One patient in the ILLUMINATE-206 study had stable disease. Of the 9 patients shown to have progressed on treatment, 6 developed stability or reduction in the size of their injected lesions. There were also 6 patients who showed stability or size reduction in uninjected lesions. In the initial safety cohort of the study, there were no treatment discontinuations due to adverse events (AEs). Also, no grade 4 or 5 AEs were observed in the study.
To expand the trial, additional patients will be enrolled, beginning in the fourth quarter (Q4) of 2020. In terms of study design alteration, the frequency of ipilimumab dosing will be increased and the number of prior therapies allowed for patients will be limited to 2 or less. Once data become available for the 10 additional patients that will be enrolled in Q4, further trial expansion will be considered.
ILLUMINATE-206 is a single-assignment study with a target enrollment of 77 patients. Subjects in the study received 8 mg intratumoral injections of tilsotolimod plus nivolumab and ipilimumab. The triplet is primarily being evaluated for efficacy defined by the overall response rate. The secondary end points of the study include safety, serum concentration of each drug in the combination and the immunogenicity of the combination.
Eligible patients are 18 years of age or older with an ECOG performance status of 0 to 1, a minimum life expectancy of at least 4 months, at least 1 accessible target lesion for injection, and adequate organ function.
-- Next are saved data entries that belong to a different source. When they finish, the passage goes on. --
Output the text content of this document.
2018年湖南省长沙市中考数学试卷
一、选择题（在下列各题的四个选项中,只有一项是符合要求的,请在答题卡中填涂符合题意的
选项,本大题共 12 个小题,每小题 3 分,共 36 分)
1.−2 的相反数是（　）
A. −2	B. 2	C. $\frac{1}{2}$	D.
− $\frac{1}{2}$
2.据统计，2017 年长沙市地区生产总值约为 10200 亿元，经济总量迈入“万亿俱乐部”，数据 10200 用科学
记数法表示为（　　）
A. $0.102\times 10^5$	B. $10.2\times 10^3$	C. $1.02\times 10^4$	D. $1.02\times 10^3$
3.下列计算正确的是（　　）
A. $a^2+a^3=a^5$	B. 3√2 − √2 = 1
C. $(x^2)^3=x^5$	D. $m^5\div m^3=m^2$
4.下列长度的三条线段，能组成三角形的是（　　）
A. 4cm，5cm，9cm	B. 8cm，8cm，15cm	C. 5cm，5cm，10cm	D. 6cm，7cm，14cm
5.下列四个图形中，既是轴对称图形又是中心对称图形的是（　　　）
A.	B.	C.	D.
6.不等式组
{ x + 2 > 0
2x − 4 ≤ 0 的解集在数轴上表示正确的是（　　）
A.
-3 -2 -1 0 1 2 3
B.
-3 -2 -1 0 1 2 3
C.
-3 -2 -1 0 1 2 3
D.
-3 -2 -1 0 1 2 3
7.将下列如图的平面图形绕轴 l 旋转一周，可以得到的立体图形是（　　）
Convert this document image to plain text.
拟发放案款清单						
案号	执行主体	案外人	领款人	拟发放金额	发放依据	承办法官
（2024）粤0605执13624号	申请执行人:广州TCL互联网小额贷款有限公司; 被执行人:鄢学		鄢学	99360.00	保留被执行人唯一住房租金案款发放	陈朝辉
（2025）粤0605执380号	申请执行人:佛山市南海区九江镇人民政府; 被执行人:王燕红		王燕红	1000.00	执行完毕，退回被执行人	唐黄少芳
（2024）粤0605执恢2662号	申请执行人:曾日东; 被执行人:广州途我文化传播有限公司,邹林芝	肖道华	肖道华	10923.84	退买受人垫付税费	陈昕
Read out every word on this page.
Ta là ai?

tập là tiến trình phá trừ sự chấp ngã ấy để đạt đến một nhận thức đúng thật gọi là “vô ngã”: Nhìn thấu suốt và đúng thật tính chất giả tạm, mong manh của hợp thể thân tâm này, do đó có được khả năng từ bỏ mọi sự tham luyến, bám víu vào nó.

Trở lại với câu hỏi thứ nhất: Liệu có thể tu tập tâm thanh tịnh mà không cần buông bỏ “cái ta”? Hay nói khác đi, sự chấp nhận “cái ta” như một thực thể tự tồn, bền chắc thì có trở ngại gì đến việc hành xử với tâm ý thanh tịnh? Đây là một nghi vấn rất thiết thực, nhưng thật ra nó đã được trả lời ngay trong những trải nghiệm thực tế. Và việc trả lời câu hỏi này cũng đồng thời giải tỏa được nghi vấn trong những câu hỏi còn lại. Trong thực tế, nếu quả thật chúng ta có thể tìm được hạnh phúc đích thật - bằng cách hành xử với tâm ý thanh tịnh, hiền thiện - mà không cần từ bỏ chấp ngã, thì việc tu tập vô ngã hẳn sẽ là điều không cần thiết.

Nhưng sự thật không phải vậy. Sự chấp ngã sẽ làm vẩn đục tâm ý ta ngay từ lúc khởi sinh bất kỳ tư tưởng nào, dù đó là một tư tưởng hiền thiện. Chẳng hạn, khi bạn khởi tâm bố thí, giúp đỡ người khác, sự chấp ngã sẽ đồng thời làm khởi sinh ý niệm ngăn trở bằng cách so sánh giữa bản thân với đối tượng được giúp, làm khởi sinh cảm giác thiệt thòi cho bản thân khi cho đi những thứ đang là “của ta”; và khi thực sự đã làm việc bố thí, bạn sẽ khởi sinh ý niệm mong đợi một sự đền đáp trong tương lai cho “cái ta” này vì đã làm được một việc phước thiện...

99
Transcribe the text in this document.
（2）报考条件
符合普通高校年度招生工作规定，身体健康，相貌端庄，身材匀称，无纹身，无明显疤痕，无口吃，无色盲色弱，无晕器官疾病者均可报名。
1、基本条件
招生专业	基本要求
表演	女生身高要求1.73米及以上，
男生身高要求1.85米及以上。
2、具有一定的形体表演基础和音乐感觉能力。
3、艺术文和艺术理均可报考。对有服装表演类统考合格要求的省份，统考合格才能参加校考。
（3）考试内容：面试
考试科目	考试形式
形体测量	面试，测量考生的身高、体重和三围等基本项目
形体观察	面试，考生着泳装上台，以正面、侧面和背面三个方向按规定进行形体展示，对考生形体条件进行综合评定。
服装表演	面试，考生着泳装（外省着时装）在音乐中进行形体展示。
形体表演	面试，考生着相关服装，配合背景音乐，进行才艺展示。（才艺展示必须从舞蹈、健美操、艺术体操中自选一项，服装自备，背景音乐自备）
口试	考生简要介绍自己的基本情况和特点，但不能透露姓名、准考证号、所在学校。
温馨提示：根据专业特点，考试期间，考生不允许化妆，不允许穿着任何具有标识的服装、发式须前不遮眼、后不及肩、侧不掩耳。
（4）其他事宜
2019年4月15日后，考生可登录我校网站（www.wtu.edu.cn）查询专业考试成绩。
MSS-CRC must be confirmed histologically in these patients, and patients must have completed at least 2 prior regimens of therapy for advanced or metastatic CRC. Patients are also required to have documentation of radiologic progression by Response Evaluation Criteria in Solid Tumors v1.1 from or following chemotherapy.
Individuals who had prior therapy with a TLR9 agonist were excluded, as were patients with a history of autoimmune disease, unstable cardiac function, active systemic infection, prior anaphylactic or other severe infusion reaction, unstable central nervous system involvement, hypersensitivity to any study drug, or prior immune-mediated AEs of grade 3 or higher.
In the treatment landscape for MSS-CRC, there are currently no approved immunotherapy options. Because MSS-CRC is highly immunosuppressive, it was hypothesized that the MSS-CRC patient population could drive benefit from the active combination of nivolumab plus ipilimumab, as demonstrated in the CheckMate 142 clinical trial with ORRs of 0% to 10%, in combination with tilsotolimod’s unique mechanism of action.
Tilsotolimod has demonstrated innate and adaptive immune activation in tumors. The agent received Fast Track Designation from the FDA for the treatment of anti–PD-1–refractory melanoma, in combination with ipilimumab. Tilsotolimod was also granted Orphan Drug Designation by the FDA for the treatment of stage IIb-IV melanoma. The drug is currently under active research across multiple tumor types.